Top Hollywood movie stars were not the only ones that could be seen on the red carpet of this year’s 2019 Venice Film Festival. Hundreds of climate change activists took over the red carpet for several hours on Saturday. With their voices and signs, the peaceful demonstrators demanded action to fight climate change and ban cruise ships from entering the sinking city.
Approximately 300 protestors arrived in the early morning hours on Saturday.
On the final day of the 11-day event, the estimated 300 protestors arrived on the scene, wearing white boiler suits and waving banners that read “No to cruise ships” and “Our home is on fire,”Reuters reports. They sat just outside the main festival venue, surrounded by police.
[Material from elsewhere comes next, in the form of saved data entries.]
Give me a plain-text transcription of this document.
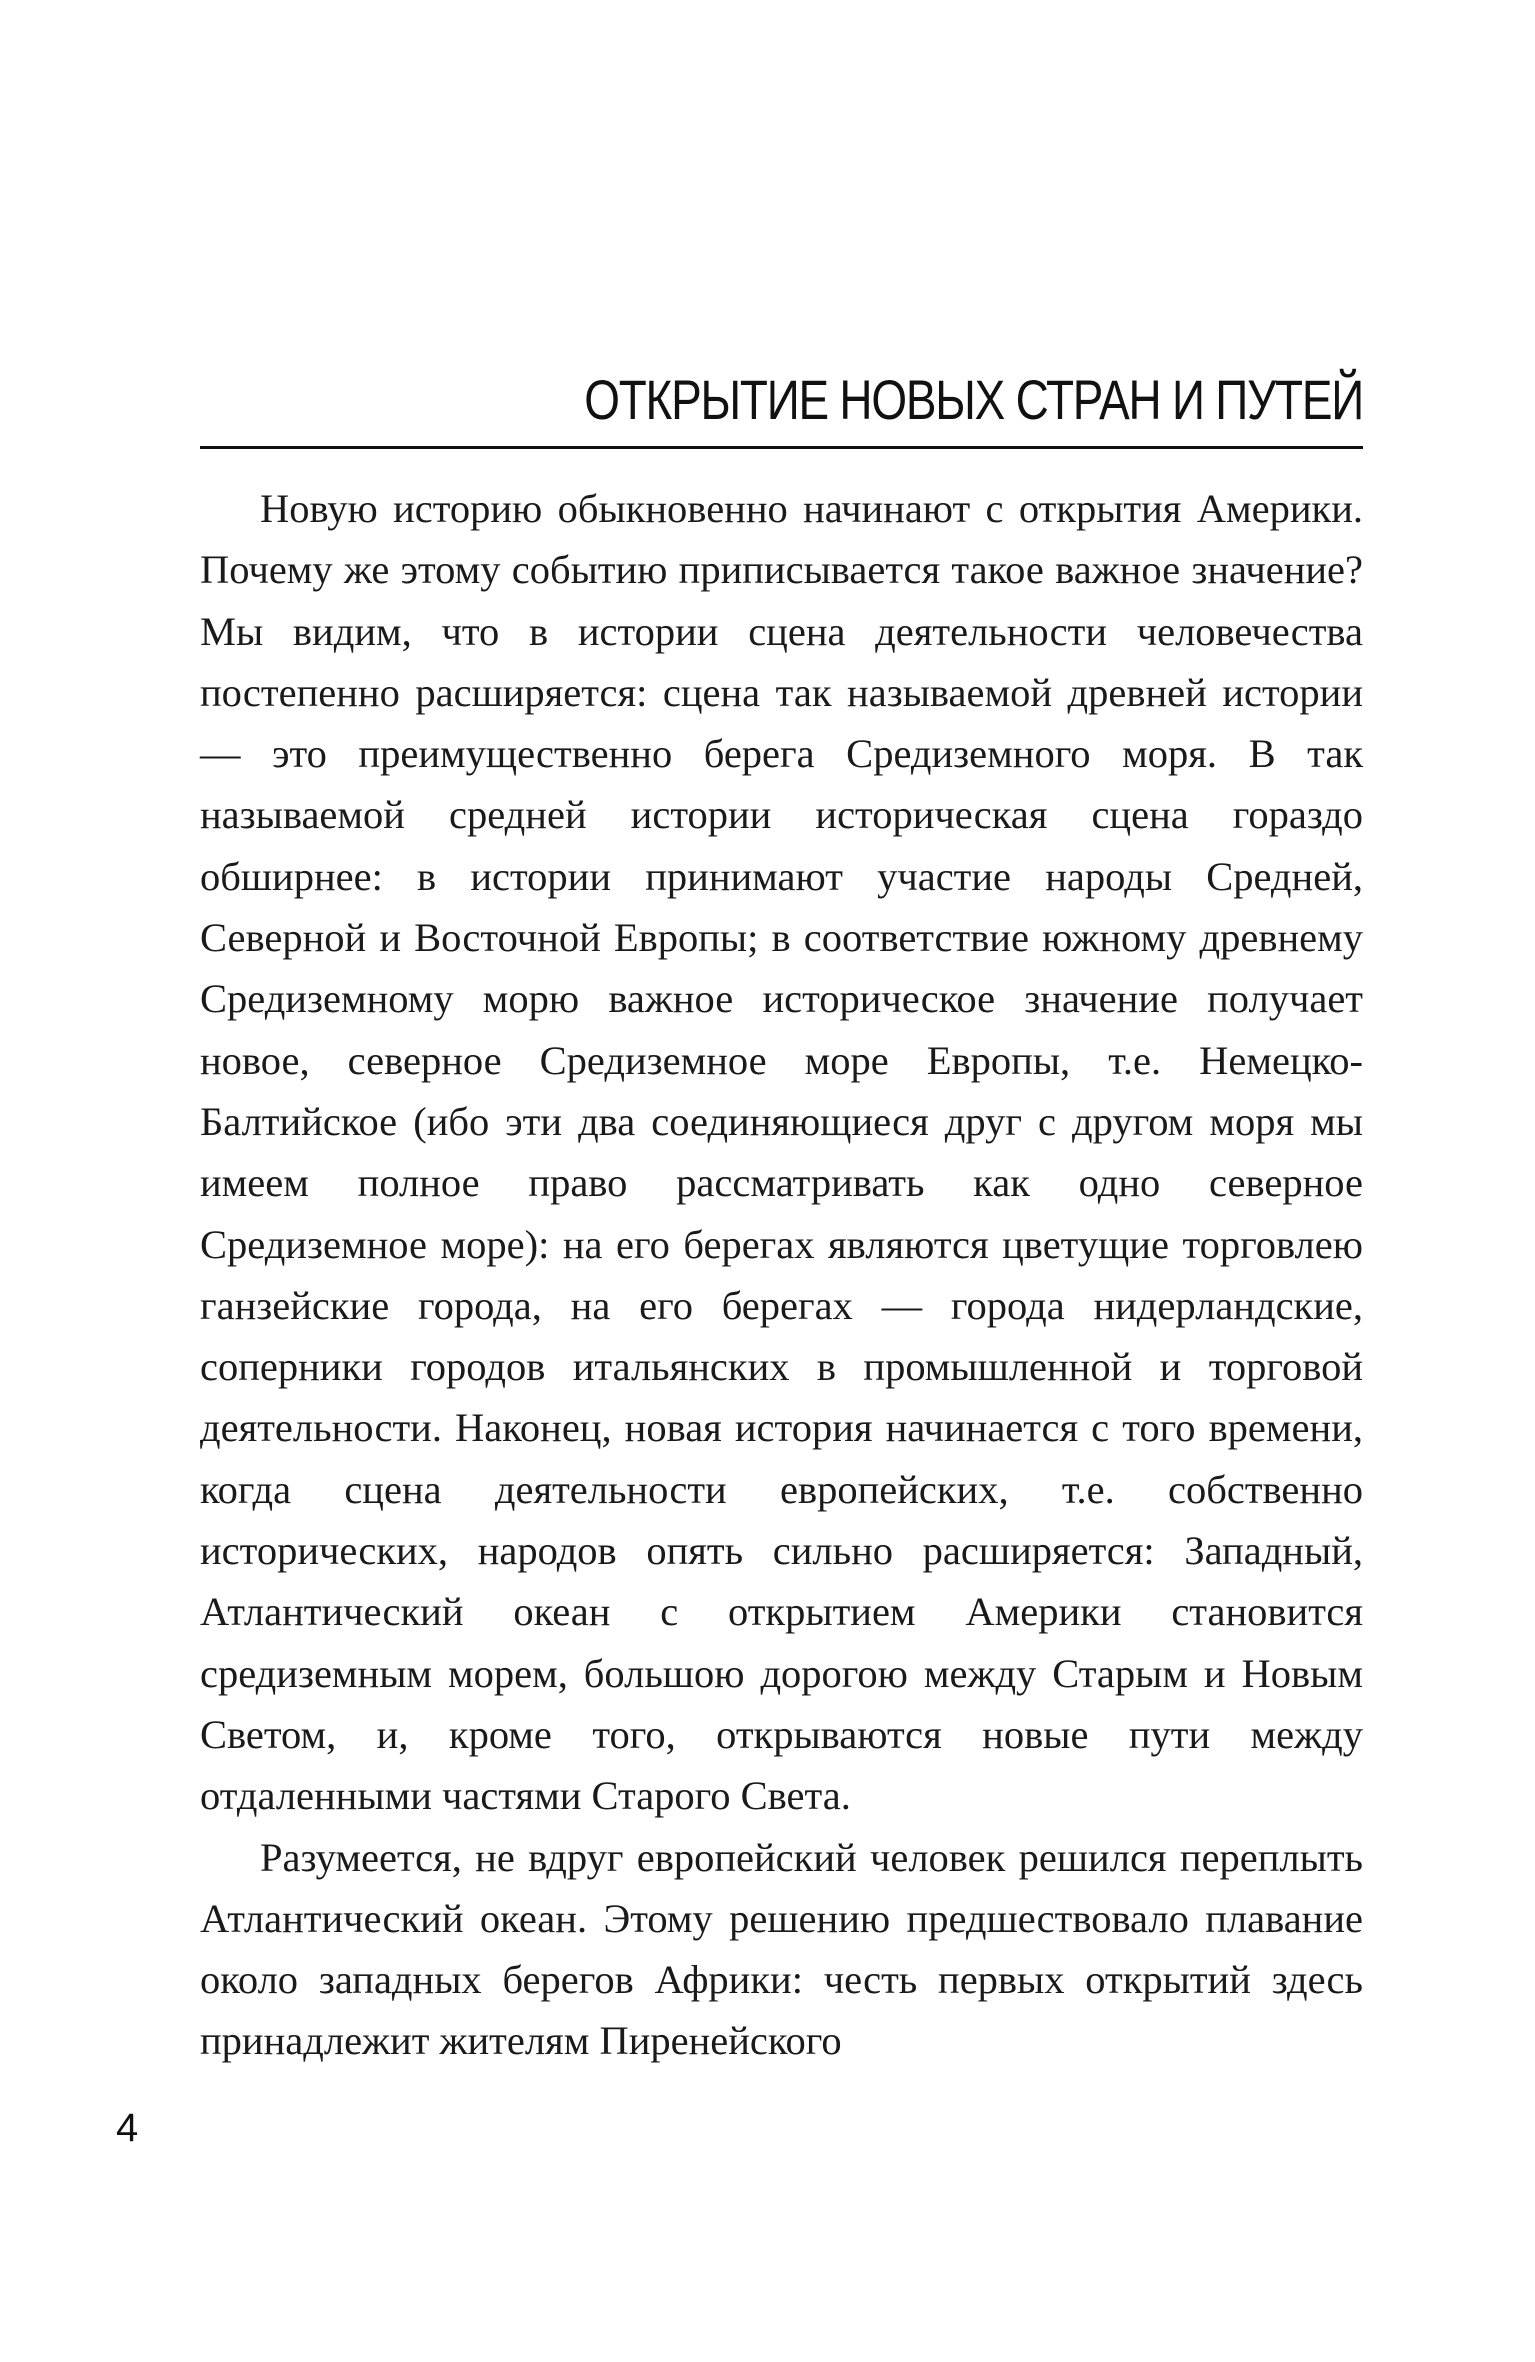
ОТКРЫТИЕ НОВЫХ СТРАН И ПУТЕЙ

Новую историю обыкновенно начинают с открытия Америки. Почему же этому событию приписывается такое важное значение? Мы видим, что в истории сцена деятельности человечества постепенно расширяется: сцена так называемой древней истории — это преимущественно берега Средиземного моря. В так называемой средней истории историческая сцена гораздо обширнее: в истории принимают участие народы Средней, Северной и Восточной Европы; в соответствие южному древнему Средиземному морю важное историческое значение получает новое, северное Средиземное море Европы, т.е. Немецко-Балтийское (ибо эти два соединяющиеся друг с другом моря мы имеем полное право рассматривать как одно северное Средиземное море): на его берегах являются цветущие торговлею ганзейские города, на его берегах — города нидерландские, соперники городов итальянских в промышленной и торговой деятельности. Наконец, новая история начинается с того времени, когда сцена деятельности европейских, т.е. собственно исторических, народов опять сильно расширяется: Западный, Атлантический океан с открытием Америки становится средиземным морем, большою дорогою между Старым и Новым Светом, и, кроме того, открываются новые пути между отдаленными частями Старого Света.

Разумеется, не вдруг европейский человек решился переплыть Атлантический океан. Этому решению предшествовало плавание около западных берегов Африки: честь первых открытий здесь принадлежит жителям Пиренейского

4
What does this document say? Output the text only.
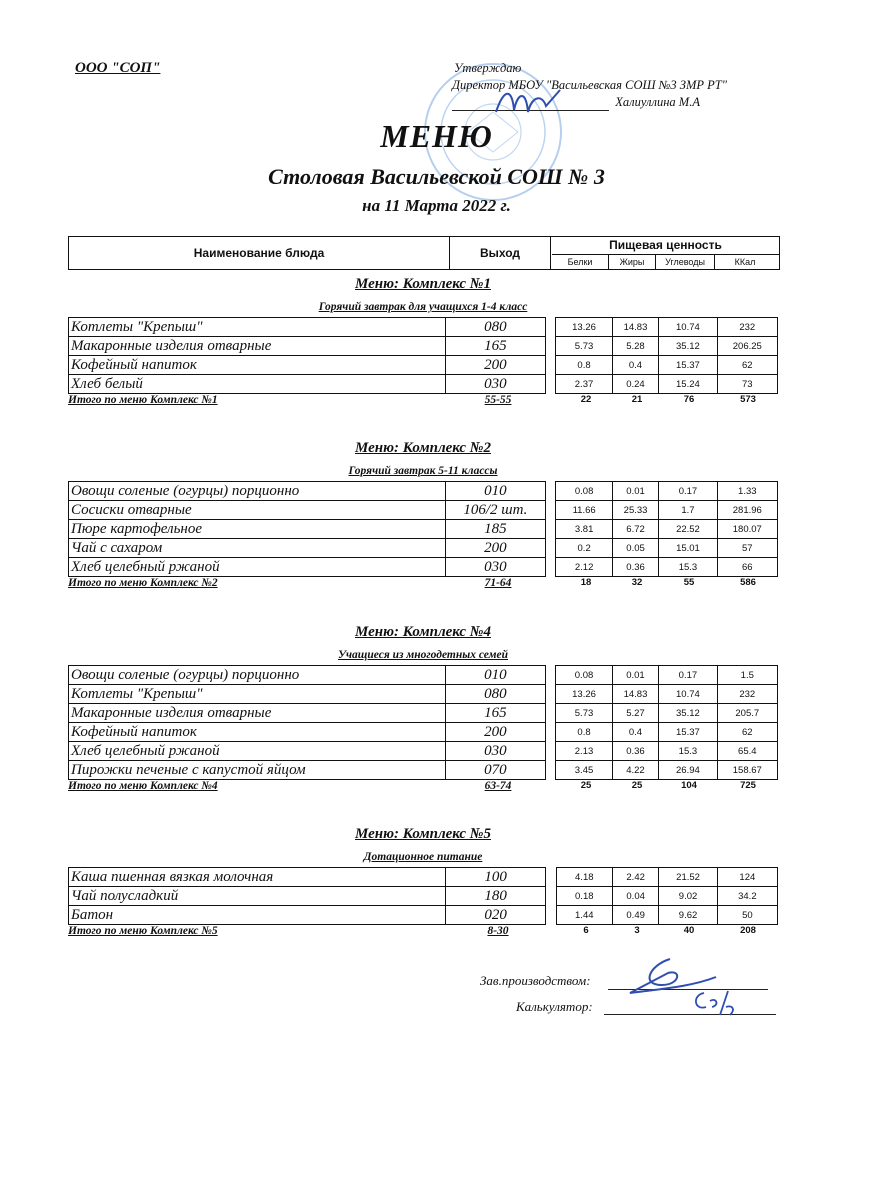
ООО "СОП"	Утверждаю
Директор МБОУ "Васильевская СОШ №3 ЗМР РТ"
Халиуллина М.А
МЕНЮ
Столовая Васильевской СОШ № 3
на 11 Марта 2022 г.
Наименование блюда	Выход
Пищевая ценность
Белки	Жиры	Углеводы	ККал
Меню: Комплекс №1
Горячий завтрак для учащихся 1-4 класс
Котлеты "Крепыш"	080		13.26	14.83	10.74	232
Макаронные изделия отварные	165		5.73	5.28	35.12	206.25
Кофейный напиток	200		0.8	0.4	15.37	62
Хлеб белый	030		2.37	0.24	15.24	73
Итого по меню Комплекс №1	55-55	22	21	76	573
Меню: Комплекс №2
Горячий завтрак 5-11 классы
Овощи соленые (огурцы) порционно	010		0.08	0.01	0.17	1.33
Сосиски отварные	106/2 шт.		11.66	25.33	1.7	281.96
Пюре картофельное	185		3.81	6.72	22.52	180.07
Чай с сахаром	200		0.2	0.05	15.01	57
Хлеб целебный ржаной	030		2.12	0.36	15.3	66
Итого по меню Комплекс №2	71-64	18	32	55	586
Меню: Комплекс №4
Учащиеся из многодетных семей
Овощи соленые (огурцы) порционно	010		0.08	0.01	0.17	1.5
Котлеты "Крепыш"	080		13.26	14.83	10.74	232
Макаронные изделия отварные	165		5.73	5.27	35.12	205.7
Кофейный напиток	200		0.8	0.4	15.37	62
Хлеб целебный ржаной	030		2.13	0.36	15.3	65.4
Пирожки печеные с капустой яйцом	070		3.45	4.22	26.94	158.67
Итого по меню Комплекс №4	63-74	25	25	104	725
Меню: Комплекс №5
Дотационное питание
Каша пшенная вязкая молочная	100		4.18	2.42	21.52	124
Чай полусладкий	180		0.18	0.04	9.02	34.2
Батон	020		1.44	0.49	9.62	50
Итого по меню Комплекс №5	8-30	6	3	40	208
Зав.производством:
Калькулятор:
The demonstrators, who are a part of both Italian and foreign climate change activist groups, were in the lagoon city taking part in a five-day Venice Climate Camp event. They chose the Venice Film Festival for their protest because they wanted to garner higher attention for their cause, as well as celebrity backing.
“We want to address the topic of the climate crisis, we think that it is more important than anything that we can see in the world now,” said a member of the Venice anti-cruise ship committee, Chiara Buratti.
Mick Jagger and Donald Sutherland were among the Venice Film Festival celebrity attendees to support the protestors.
The protestors’ red carpet mission was not without success. They managed to obtain the support of veteran celebrities, Mick Jagger and Donald Sutherland, who were at the festival supporting their movie The Burnt Orange Hersey.
“When you’re my age,” said Sutherland during a news conference to support the film, “and you have children and grandchildren, you will leave them nothing if we do not vote those people out of office in Brazil, in London and in Washington. They are ruining the world. We have contributed to the ruination of it, but they are ensuring it.”
Sutherland added that environmental protestors need to fight harder and get as much support as they can.
Jagger said of the protestors that he’s glad they’re doing it “because they’re the ones that are going to inherit the planet.”
“I am glad people feel so strongly about it they want to protest anywhere,” Jagger continued at the Venice Film Festival news conference, “whether it’s the red carpet or another place.”